TU Munich develops supercapacitor with hybrid materials
Researchers at the Technical University of Munich (TUM) have developed a highly efficient supercapacitor. The basis of the energy storage device is a novel graphene hybrid material that has comparable performance data to batteries currently in use.
Unlike rechargeable batteries, supercapacitors rely on capacitive rather than chemical energy storage. Their great strength is that they can store large amounts of energy very quickly and release it again just as quickly. Their weakness to date has been their low energy density. This is also expressed by the Technical University of Munich in the introduction to its press release: “While lithium accumulators reach an energy density of up to 265 Kilowatt hours (KW/h), supercapacitors thus far have only been delivering a tenth thereof.”
At the Technical University of Munich, a team led by Roland Fischer, Professor of Inorganic and Organometallic Chemistry, is working on improving this property. The key to this is said to be a high-performance and at the same time sustainable graphene hybrid material, which serves as a positive electrode in the energy storage device and is combined with a proven negative electrode based on titanium and carbon.
“The new energy storage device does not only attain an energy density of up to 73 Wh/kg, which is roughly equivalent to the energy density of an nickel metal hydride battery, but also performs much better than most other supercapacitors at a power density of 16 kW/kg,” say the researchers in a press release. The secret to the new “asymmetric” supercapacitor, they say, is the combination of different materials, specifically chemically modified graphene combined with a nanostructured Metal Organic Framework (“MOF”). The researchers say that through clever material design, they were able to chemically link graphene acid to the MOFs. “The resulting hybrid MOFs have a very large inner surface of up to 900 square meters per gram and are highly performant as positive electrodes in a supercapacitor.” In addition, the hybrid material is very stable: the new cell retains almost 90 per cent of its capacity even after 10,000 cycles, the team from the Technical University of Munich reports.

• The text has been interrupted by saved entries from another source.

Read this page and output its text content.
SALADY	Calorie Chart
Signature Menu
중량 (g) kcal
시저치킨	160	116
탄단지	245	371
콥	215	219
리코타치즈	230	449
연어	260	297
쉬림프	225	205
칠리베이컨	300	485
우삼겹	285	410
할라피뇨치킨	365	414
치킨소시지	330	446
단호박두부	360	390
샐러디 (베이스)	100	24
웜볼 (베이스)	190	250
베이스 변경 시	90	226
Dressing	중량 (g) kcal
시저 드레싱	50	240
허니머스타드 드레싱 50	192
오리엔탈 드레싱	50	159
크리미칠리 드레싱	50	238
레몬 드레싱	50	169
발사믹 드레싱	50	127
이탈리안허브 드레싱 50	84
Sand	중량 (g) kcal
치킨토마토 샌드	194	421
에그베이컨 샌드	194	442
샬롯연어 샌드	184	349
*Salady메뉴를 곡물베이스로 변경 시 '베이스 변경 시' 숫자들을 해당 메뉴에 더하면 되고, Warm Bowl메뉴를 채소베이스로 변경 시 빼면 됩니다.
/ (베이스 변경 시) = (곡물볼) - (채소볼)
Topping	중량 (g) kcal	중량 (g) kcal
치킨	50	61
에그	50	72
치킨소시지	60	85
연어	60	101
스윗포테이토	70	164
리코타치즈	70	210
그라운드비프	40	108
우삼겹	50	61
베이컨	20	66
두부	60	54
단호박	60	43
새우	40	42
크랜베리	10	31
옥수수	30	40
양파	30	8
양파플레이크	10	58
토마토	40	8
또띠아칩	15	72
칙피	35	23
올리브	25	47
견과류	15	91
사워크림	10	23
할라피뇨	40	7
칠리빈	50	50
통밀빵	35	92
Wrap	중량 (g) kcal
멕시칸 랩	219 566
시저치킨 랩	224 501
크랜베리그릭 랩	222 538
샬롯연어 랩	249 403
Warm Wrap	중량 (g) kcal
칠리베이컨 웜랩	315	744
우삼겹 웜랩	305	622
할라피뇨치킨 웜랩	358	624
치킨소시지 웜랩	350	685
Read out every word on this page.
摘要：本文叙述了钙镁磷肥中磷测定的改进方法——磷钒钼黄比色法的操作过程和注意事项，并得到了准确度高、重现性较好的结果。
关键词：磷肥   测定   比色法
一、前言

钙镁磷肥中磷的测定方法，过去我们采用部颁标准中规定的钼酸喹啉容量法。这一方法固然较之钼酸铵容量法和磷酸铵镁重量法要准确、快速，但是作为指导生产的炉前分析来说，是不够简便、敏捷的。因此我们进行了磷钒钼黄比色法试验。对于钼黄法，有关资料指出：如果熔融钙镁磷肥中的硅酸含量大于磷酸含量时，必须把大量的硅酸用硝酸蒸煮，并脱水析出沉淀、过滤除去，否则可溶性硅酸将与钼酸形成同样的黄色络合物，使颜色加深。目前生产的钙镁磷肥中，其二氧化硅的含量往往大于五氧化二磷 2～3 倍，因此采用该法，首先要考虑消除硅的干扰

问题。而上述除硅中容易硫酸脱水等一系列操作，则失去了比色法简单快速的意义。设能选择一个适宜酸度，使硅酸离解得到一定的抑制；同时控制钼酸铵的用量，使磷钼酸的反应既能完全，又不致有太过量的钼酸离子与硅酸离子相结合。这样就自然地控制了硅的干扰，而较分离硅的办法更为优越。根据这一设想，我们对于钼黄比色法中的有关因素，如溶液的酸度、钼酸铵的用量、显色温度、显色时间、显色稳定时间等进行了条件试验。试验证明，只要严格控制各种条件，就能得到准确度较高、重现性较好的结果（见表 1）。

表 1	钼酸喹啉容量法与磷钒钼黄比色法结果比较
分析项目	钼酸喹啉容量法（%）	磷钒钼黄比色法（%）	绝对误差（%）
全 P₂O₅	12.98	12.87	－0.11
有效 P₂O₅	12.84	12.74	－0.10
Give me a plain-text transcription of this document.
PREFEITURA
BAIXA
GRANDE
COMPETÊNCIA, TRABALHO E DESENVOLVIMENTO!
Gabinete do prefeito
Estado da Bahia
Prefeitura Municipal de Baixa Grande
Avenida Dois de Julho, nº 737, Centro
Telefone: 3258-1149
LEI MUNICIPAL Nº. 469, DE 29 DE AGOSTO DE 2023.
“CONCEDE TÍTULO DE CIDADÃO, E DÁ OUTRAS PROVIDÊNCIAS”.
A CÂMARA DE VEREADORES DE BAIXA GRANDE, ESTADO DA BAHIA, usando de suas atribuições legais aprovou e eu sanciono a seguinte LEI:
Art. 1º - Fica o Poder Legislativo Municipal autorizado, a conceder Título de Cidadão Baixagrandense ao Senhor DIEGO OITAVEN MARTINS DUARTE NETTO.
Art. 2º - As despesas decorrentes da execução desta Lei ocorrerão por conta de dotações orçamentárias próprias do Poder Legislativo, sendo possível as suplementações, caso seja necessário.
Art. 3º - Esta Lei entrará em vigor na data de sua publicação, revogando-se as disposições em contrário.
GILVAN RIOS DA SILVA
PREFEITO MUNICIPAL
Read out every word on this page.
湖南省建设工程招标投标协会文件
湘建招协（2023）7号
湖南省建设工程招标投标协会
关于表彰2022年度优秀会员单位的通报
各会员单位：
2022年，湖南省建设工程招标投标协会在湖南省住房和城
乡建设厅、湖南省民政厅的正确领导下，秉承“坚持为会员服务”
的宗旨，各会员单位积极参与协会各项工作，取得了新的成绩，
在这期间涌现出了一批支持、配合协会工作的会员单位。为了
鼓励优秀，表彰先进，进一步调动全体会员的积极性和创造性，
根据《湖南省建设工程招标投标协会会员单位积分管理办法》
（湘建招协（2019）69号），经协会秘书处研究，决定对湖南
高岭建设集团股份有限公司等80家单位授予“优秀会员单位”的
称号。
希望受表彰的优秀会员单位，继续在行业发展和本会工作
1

The research team is made up of international specialists. The project was supported by the German Research Foundation (DFG), the Alexander von Humboldt Foundation, the Indian Institute of Technology Jammu, Queensland University of Technology and the Australian Research Council (ARC), as well as by the European Regional Development Fund via the Czech Ministry of Education.
Supercapacitors are increasingly coming into the focus of scientists. A few weeks ago, researchers at Graz University of Technology investigated energy storage in a hybrid supercapacitor that has been unexplored so far. This represents a combination of battery and supercapacitor that is intended to unite the advantages of both technologies.